Cette séquence qui a fêté ses 20 ans a marqué les esprits, on parlera désormais de l’effet « Bullet Time », maintes fois copié, répliqué, adapté. On vous explique d’où il vient, comment il a été pensé. Et pour cela, il faut remonter aux origines même du cinéma.
En collaboration avec le magazine Troiscouleurs, découvrez un métier du cinéma, en explorant les coulisses d’une scène culte. Dans cet épisode, on revient sur le travail de Kim Libreri, superviseur du fameux « Bullet-time » de Matrix.
_Par Julien Dupuy
Les quatre fers en l’air
Plus d’un siècle avant que Neo ne révèle l’un de ses plus grands pouvoirs, après avoir découvert la vérité sur la Matrice, la maîtrise du temps agite déjà les plus grands créateurs d’images. En 1876, le photographe anglais Eadweard Muybridge imagine un dispositif inédit pour saisir les mouvements d’un cheval lancé au galop : il place le long d’une piste, et à intervalle régulier, vingt-quatre appareils photographiques, déclenchés par un filin brisé par l’animal dans sa course.

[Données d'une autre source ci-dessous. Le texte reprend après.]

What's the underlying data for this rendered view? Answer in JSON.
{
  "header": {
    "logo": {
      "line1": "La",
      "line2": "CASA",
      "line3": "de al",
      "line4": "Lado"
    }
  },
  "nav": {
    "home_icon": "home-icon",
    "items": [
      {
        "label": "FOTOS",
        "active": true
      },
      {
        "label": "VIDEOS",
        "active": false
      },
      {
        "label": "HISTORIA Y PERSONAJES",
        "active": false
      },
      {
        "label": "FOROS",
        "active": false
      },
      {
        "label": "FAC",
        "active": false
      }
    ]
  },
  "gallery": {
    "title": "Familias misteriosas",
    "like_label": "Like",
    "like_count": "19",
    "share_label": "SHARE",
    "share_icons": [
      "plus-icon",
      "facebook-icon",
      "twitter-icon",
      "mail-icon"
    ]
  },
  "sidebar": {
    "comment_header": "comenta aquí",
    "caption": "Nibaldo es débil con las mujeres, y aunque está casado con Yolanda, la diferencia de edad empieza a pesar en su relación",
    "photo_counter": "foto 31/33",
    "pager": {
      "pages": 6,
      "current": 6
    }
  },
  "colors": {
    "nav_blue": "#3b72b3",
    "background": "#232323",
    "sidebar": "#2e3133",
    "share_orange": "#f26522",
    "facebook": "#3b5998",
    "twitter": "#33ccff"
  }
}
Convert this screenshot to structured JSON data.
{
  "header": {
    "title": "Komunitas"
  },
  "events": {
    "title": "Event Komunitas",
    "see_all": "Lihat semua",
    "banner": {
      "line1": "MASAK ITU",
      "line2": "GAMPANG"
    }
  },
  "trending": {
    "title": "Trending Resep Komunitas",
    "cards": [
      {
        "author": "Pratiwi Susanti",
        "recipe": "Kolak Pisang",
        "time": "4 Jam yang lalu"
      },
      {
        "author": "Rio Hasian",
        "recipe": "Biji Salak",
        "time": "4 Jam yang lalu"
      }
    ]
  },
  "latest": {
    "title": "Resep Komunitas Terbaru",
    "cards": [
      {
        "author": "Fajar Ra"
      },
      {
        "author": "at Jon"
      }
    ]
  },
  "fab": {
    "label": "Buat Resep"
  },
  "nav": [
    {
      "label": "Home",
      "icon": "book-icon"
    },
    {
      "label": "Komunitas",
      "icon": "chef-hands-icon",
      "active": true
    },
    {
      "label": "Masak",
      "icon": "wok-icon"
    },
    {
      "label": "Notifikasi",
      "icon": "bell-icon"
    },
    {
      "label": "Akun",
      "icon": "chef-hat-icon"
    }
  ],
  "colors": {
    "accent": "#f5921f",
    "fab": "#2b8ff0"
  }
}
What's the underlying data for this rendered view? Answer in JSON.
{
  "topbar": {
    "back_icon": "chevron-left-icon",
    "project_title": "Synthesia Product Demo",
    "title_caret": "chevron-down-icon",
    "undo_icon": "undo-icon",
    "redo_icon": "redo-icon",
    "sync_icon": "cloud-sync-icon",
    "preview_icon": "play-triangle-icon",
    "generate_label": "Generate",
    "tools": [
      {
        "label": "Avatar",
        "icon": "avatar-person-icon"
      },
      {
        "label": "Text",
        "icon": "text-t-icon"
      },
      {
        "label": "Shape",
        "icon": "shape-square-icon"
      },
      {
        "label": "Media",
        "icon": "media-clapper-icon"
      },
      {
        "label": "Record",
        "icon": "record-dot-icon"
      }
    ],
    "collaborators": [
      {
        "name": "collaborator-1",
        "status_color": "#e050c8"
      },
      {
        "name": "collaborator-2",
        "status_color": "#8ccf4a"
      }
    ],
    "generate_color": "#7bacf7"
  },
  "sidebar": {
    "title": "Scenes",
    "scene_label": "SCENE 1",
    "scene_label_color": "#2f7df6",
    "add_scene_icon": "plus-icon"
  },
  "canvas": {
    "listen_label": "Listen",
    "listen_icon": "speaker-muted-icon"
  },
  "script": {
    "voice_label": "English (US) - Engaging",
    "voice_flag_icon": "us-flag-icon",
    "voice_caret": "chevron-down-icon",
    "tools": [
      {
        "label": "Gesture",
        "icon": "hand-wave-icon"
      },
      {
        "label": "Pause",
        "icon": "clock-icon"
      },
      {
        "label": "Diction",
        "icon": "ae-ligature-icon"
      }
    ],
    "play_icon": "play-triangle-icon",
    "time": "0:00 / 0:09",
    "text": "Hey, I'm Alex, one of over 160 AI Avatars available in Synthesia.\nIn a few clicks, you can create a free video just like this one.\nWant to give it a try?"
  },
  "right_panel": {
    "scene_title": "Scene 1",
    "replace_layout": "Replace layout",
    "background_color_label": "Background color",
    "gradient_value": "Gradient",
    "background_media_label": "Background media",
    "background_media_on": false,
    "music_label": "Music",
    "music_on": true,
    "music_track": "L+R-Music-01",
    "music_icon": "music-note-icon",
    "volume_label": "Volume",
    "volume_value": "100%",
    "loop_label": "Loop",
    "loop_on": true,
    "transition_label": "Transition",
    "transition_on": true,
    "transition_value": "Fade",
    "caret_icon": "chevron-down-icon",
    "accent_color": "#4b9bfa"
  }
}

Les clichés ainsi obtenus sidèrent les contemporains de Muybridge, en leur offrant une appréhension du réel inédite : ces photos révèlent notamment que les quatre pattes de l’équidé sont décollées du sol durant un très bref instant, invisible à l’œil nu. Si cette expérience pose les jalons de ce qui deviendra quelques années plus tard le Cinématographe, il faut attendre plus d’un siècle pour que deux artistes français trouvent dans ce procédé une nouvelle façon de capter le réel.
Le temps suspendu
En 1995, le photographe Emmanuel Carlier imagine une installation, baptisée Temps Mort. Comme Muybridge, Carlier installe cent appareils photo autour de plusieurs artistes, dont les cinéastes Jean-Pierre Jeunet et Marc Caro. Dans la mise en scène de Carlier, les duettistes effectuent une action rapide et très simple : ils font, par exemple, jaillir des gerbes d’eau en arrachant une bouche d’incendie.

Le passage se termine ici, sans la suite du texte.